Epigenetics provides a basic mechanism that is parsimonious, testable and promising for understanding and preventing behavior problems. The most fascinating aspect of this mechanism is that it provides an environmentally based explanation of intergenerational transmission for physical and mental disorders, which involves genes but is not genetically transmitted. These mechanisms are still far from being clearly understood, but they provide a challenging alternative perspective to the traditional gene versus environment and gene–environment interaction hypotheses. Although the original epigenetic effects on behavior development used rats Citation[17], recent studies with humans suggest that environments have similar effects on human behavior development. In a study of brains from individuals who committed suicide, epigenetic differences were observed in a neuron-specific glucocorticoid receptor promoter when three groups were compared: significant differences in methylation was observed when the brains of those who committed suicide and had been abused during childhood were compared with the brains of those who were not abused, and those of a group that had died in car accidents Citation[27]. A pilot study Citation[20] is also indicating differences in methylation profiles from blood samples of males on chronic and normal trajectories of physical aggression. Our preliminary studies indicate clear differences in DNA methylation profiles between the aggressive and nonaggressive groups [Provençal et al., Unpublished Data].
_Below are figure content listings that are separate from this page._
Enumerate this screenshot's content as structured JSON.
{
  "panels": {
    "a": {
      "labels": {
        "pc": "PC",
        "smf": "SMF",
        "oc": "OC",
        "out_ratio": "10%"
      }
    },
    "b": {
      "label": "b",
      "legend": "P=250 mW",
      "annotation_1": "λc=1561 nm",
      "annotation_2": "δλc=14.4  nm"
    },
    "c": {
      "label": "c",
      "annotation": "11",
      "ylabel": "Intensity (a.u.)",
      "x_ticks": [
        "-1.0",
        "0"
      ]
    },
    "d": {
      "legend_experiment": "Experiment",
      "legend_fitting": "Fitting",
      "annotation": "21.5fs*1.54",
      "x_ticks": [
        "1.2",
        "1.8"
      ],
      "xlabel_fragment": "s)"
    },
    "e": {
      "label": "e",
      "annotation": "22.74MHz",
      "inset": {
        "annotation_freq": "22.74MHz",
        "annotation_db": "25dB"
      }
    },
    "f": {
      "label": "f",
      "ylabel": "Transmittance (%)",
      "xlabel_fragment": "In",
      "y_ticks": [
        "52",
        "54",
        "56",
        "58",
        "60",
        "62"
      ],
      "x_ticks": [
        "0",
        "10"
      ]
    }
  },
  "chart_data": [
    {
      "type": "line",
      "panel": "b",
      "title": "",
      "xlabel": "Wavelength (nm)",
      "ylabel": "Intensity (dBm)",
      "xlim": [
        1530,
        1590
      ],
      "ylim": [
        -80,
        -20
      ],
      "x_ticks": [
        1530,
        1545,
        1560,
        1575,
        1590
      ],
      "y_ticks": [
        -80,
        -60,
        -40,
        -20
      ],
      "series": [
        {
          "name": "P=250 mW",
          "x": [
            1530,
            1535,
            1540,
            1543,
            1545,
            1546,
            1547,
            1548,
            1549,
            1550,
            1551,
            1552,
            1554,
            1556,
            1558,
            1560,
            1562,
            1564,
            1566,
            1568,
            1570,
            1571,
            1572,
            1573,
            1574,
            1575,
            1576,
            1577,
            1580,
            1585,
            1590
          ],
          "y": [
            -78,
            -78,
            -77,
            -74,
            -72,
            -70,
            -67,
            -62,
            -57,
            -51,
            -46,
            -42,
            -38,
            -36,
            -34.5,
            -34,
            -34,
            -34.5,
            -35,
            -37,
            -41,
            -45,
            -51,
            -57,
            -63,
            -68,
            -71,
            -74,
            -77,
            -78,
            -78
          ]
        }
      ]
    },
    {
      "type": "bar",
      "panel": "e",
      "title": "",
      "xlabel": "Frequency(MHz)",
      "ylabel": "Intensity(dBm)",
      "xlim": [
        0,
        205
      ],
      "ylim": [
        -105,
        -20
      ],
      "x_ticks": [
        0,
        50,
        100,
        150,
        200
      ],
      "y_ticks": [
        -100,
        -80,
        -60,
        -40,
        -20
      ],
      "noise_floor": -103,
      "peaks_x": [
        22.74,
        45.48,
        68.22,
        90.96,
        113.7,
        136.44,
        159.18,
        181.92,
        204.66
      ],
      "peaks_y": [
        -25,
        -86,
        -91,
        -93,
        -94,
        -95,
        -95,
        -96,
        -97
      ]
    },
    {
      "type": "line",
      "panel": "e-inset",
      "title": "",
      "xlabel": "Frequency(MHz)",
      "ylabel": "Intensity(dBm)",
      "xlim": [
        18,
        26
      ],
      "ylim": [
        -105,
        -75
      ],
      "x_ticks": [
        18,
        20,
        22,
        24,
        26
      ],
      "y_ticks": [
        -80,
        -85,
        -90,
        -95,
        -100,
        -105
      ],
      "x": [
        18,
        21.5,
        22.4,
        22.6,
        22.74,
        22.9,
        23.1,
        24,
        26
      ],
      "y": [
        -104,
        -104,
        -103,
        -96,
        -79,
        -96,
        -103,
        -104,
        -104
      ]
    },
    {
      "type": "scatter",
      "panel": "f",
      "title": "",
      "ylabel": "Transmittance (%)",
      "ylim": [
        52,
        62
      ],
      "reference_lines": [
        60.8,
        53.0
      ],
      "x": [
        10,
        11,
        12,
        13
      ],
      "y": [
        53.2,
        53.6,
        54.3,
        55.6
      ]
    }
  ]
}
A key hypothesis from crossfostering and epigenetic studies with a bearing on the idea of early and intergenerational prevention is that environmental effects are transmitted intergenerationally, and most clearly from mothers to daughters Citation[28–31]. In its simplest form it is easy to understand that if maternal lifestyle (e.g., eating, drinking, smoking, stress and depression) during pregnancy has an epigenetic effect on the daughter‘s brain development and functioning, the daughter who is likely to live in a environment similar to her mother‘s will have a similar lifestyle during her own pregnancies, and so on from generation to generation Citation[32]. From this perspective, mother to daughter epigenetic transmission of behavior problems would be the hidden mechanism of intergenerational transmission of male chronic aggression.

Financial & competing interests disclosure

The authors have no relevant affiliations or financial involvement with any organization or entity with a financial interest in or financial conflict with the subject matter or materials discussed in the manuscript. This includes employment, consultancies, honoraria, stock ownership or options, expert testimony, grants or patents received or pending, or royalties.

No writing assistance was utilized in the production of this manuscript.